Metra eased its bikes-on-board policy Tuesday, eliminating an automatic ban of all bikes during three big Chicago special events and allowing bikes on trains that arrive downtown before 6:30 a.m.
But Metra officials cautioned that they still reserved the right to boot bicyclists and their bikes if trains become too crowded during their rides.
Previously, bikes were prohibited during three big Chicago festivals — Lollapalooza, Taste of Chicago and the Air and Water Show. However, on Tuesday Metra replaced those blanket “blackout” bans with a “warning,” meaning that bike admissions would be up to train crews.
During special event “warning” dates, “Metra will advise passengers through alerts, announcements and its webs site that there is the potential that bikes cannot be accommodated on the initial or return trip,” Metra said in a news release.
In addition, Metra eased some of its rush-hour bike ban, allowing bikes on board during some of the very early morning rush — for trains that arrive downtown at or before 6:30 a.m.
Metra spokeswoman Meg Thomas-Reile additionally cautioned that if bicyclists get on a train with adequate room during the early morning rush or a special event, but during their ride the train becomes too crowded to accommodate bikes, they could be asked to depart. No refunds in such circumstances are granted, but bicyclists would not be charged a second fare on the next train, Thomas-Reile said.
“In these cases, the bicyclist is not charged for a new ticket and the train crew informs the crew of the next train following that one that there is a cyclist waiting to board,” Thomas-Reile said.

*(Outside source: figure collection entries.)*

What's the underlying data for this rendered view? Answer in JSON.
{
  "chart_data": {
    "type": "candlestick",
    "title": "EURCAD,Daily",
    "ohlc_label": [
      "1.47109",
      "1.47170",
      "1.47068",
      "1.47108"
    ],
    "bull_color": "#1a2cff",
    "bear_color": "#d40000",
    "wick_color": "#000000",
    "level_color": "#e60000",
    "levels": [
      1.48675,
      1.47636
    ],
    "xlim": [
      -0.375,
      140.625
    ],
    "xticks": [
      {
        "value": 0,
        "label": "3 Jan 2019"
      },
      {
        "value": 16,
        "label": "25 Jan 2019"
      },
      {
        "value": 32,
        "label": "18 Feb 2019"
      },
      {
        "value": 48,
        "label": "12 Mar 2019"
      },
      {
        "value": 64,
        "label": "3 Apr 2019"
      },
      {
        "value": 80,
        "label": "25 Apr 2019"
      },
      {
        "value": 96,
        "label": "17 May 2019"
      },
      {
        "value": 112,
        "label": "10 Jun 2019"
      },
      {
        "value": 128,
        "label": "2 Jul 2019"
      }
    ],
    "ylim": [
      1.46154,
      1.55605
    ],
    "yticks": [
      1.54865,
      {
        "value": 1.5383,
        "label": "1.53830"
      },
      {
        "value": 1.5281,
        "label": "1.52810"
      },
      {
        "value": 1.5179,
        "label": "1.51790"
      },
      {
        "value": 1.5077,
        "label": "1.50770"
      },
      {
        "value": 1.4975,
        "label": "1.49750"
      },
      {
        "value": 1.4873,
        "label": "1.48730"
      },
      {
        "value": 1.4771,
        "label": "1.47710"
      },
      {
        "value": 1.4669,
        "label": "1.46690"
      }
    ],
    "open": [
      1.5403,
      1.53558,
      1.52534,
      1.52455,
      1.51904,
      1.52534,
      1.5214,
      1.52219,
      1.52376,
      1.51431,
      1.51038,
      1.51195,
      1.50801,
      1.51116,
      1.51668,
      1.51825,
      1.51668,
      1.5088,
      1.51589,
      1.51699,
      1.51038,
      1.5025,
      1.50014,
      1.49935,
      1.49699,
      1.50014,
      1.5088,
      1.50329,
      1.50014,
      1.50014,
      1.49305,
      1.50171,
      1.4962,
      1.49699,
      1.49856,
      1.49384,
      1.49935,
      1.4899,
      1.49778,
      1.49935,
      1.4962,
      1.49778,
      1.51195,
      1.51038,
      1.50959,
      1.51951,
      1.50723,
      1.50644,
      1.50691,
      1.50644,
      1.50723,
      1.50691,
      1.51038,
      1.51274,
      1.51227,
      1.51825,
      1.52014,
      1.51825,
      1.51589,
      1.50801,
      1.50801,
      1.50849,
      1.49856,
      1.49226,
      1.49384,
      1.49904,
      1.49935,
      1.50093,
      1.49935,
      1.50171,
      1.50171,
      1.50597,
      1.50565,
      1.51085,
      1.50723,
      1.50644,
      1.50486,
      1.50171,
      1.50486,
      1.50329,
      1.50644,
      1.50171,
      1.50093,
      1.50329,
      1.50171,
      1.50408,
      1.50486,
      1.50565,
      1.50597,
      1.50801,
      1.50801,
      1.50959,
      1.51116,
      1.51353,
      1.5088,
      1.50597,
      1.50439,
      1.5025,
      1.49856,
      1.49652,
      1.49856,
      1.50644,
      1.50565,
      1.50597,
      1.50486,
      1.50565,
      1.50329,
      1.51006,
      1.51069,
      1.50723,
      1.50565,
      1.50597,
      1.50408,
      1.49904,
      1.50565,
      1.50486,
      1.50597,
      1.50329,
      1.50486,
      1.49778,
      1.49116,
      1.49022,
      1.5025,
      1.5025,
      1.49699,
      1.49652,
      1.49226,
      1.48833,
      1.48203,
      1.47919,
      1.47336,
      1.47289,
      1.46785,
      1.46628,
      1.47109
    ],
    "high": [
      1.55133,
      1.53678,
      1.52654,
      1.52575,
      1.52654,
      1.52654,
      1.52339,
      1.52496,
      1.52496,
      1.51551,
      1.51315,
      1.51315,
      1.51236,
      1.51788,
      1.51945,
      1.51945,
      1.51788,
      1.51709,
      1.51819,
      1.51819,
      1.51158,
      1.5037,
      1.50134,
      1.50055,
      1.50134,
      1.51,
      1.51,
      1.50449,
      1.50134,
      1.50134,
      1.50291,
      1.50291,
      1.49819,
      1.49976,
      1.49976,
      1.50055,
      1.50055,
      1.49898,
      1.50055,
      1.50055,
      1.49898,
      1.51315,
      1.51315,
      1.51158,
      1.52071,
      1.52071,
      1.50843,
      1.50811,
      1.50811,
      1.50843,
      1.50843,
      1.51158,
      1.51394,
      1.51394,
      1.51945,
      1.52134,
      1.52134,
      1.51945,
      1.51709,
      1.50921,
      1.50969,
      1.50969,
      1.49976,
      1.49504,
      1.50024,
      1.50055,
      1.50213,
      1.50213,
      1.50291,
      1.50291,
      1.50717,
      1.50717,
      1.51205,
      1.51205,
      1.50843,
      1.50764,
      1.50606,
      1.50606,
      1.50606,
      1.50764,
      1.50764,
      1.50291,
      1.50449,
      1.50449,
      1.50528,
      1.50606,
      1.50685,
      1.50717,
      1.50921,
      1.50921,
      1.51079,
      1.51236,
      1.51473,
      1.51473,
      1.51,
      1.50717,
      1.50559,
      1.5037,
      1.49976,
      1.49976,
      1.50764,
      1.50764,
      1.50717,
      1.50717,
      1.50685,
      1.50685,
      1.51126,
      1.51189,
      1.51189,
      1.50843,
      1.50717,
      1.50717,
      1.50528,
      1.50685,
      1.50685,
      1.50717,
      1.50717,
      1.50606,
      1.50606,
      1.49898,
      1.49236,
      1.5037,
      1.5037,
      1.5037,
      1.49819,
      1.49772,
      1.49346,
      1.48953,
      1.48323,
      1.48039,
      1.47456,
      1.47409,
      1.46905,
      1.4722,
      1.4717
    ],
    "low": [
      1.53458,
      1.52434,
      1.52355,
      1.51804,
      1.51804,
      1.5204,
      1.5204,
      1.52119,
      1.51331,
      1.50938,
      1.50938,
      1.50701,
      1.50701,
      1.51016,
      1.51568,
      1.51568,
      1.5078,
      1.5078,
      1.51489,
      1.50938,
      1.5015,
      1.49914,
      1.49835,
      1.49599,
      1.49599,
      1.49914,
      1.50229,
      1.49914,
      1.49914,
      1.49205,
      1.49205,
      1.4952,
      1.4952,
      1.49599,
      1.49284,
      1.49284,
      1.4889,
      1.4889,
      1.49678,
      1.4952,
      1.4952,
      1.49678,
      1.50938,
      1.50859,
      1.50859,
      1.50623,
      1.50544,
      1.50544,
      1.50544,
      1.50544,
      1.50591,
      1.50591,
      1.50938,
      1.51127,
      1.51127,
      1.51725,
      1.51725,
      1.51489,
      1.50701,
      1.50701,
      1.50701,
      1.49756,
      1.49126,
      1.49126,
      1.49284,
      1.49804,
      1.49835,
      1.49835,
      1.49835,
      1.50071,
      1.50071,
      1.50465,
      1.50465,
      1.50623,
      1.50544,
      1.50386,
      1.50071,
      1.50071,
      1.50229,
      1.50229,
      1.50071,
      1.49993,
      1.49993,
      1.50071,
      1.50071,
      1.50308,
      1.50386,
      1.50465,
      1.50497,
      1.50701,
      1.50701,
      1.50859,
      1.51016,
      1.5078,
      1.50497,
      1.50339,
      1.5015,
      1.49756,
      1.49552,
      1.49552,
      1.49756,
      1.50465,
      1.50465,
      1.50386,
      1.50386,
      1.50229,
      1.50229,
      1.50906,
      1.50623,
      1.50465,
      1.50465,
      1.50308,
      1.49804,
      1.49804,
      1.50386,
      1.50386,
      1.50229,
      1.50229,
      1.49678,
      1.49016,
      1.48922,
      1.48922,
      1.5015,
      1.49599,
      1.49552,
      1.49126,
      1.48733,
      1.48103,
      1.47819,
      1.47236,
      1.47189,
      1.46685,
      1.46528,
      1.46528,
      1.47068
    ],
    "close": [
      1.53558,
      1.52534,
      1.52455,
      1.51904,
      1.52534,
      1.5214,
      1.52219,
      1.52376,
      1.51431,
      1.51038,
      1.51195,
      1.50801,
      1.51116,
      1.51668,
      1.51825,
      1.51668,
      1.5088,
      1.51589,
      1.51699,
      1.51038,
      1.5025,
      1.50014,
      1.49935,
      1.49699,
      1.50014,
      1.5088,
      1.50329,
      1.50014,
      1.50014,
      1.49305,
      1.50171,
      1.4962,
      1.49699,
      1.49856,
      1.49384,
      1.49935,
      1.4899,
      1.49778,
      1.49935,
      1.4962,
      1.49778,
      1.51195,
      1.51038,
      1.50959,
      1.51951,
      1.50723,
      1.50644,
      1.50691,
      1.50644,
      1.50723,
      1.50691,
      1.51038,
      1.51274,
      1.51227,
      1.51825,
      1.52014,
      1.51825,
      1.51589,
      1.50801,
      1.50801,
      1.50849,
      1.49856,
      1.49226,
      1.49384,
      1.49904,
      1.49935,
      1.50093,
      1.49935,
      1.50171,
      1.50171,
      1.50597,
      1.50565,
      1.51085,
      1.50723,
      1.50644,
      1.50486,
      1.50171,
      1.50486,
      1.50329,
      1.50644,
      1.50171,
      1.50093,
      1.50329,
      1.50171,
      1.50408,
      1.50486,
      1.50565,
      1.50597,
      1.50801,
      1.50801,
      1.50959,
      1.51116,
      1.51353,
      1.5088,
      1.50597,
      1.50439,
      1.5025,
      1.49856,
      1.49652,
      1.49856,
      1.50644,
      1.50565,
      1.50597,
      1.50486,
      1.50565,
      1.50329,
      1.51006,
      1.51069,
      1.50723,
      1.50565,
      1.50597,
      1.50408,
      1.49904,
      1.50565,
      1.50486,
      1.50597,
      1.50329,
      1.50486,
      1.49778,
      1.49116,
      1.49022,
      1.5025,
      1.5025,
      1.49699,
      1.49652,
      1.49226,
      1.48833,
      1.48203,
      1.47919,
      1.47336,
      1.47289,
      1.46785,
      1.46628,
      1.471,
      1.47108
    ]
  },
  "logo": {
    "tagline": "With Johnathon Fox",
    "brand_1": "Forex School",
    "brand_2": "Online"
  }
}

The more bike-friendly policy followed discussions with Chicago’s Active Transportation Alliance, Thomas-Reile said. The Alliance’s campaign director, Kyle Whitehead, said the alliance was pleased to hear about the elimination of some blackout periods, as some Alliance bicyclists in the past had wanted to board Metra trains headed out of Chicago on the first night of Lollapalooza, but were banned from doing so.
“Next year, if there’s available space during Lollapalooza, bicyclists will be able to bring their bikes on board,” Whitehead said. “Under the current policy, for that whole weekend, there’s no wiggle room. Not all those trains are always completely full.”